Al escribir, muchas veces me he engañado ingenuamente diciéndome que no lo iba a publicar (o que sólo lo publicaría con seudónimo; puede que incluso con un pseudónimo masculino). Más tarde, me decidía a firmar el libro debido a cartas encantadoras que recibía de mis lectores o a la necesidad por parte del editor de una marca registrada. Pero durante el proceso de la escritura sólo podía ser libre, sólo podía quitarme del hombro al censor -¿mi madre?, ¿mi abuela?- prometiéndome que nunca dejaría que esas palabras vieran la publicación.

Escribí Miedo a volar de ese modo, y muchos libros que siguieron (incluido éste). Escribir ha estado muchas veces acompañado del terror, de silencios, y luego de tremendos estallidos de risas privadas que de pronto hacen que todo el miedo parezca que merece la pena.
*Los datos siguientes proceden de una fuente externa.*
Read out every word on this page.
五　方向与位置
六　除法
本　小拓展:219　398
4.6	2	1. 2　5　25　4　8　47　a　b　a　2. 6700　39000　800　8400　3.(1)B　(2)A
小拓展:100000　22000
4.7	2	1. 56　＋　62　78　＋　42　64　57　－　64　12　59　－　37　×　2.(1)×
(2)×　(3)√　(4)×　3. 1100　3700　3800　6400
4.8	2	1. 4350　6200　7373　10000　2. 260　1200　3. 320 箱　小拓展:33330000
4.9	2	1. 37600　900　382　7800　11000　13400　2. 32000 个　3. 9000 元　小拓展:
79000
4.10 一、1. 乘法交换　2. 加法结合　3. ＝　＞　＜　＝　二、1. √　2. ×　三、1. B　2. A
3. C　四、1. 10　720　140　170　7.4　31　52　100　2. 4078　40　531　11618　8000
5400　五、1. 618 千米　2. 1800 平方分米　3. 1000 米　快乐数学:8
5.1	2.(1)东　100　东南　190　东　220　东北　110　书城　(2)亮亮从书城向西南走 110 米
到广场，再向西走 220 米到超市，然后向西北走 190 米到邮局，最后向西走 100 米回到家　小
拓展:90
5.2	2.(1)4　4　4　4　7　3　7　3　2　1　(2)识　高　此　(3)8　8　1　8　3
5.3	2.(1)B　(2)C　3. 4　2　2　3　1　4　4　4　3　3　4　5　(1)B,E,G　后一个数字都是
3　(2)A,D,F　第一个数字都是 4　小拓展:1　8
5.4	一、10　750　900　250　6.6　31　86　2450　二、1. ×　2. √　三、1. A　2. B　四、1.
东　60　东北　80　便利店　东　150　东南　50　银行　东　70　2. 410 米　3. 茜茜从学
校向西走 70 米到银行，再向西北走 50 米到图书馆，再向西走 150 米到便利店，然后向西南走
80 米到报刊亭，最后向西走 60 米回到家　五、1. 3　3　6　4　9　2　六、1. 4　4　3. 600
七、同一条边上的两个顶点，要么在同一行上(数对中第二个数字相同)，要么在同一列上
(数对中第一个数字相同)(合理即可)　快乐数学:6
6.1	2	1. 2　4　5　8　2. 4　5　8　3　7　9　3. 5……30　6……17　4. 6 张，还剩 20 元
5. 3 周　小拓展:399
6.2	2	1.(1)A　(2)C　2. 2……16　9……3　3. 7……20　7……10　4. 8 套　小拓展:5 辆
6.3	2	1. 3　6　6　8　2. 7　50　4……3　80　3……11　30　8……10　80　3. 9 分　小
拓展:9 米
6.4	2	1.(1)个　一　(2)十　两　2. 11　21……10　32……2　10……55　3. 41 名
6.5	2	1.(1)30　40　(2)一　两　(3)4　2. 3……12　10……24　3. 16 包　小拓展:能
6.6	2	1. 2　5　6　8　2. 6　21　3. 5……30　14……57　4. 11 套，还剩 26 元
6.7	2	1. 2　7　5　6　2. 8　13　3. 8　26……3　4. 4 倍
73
Pero la gran compensación de tener cincuenta años en una cultura que no es amable con las mujeres mayores, es que a una le importa menos la crítica y tiene menos temor al enfrentamiento. En un mundo que no hicieron las mujeres, la crítica y el ridículo nos persiguen todos los días de nuestra vida. Habitualmente son señales de que estamos haciendo algo raro.

¿Son los cincuenta años demasiado pronto para iniciar una autobiografía? Claro que sí. Pero puede que los ochenta años sean demasiado tarde.

A los cincuenta años es cuando el tiempo empieza a parecer corto. La sensación del paso del tiempo últimamente se ha acelerado por la epidemia del sida y la muerte de tantos amigos todavía con treinta y tantos años, y cuarenta y tantos y cincuenta y tantos. ¿Quién sabe si habrá un tiempo mejor? El tiempo siempre es ahora.

A los diecinueve años, a los veintinueve, a los treinta y nueve, incluso -las diosas me ayuden- a los cuarenta y nueve años, creía que un hombre nuevo, un amor nuevo, un traslado a otra ciudad, a otro país, en cierto modo supondría un cambio en mi vida.

Ahora ya no.

Sé que mi vida interior es algo que tengo que conseguir yo, tanto si tengo un compañero en la vida como si no. Sé que otra aventura amorosa, loca, apasionada, sólo sería una distracción temporal; aunque «temporal» signifique dos o tres años. Sé que mi alma es lo que tengo que alimentar y desarrollar; que sola o con un compañero, las dificultades para alcanzar tu propia cima no son muy diferentes.

En una relación, todavía se requiere autonomía, aislamiento, intimidad. Sin una relación, todavía se necesita propia estima y amor propio.

Escribo este libro desde un lugar de aceptación propia, rabia purificadora y risa ronca.

Soy lo bastante mayor para saber que la risa, y no la rabia, es la auténtica revelación.

Asumo que no soy distinta a ti.

Quiero escribir un libro sobre mi generación. Y para escribir sobre mi generación y ser brutalmente honrada, sólo puedo empezar conmigo misma.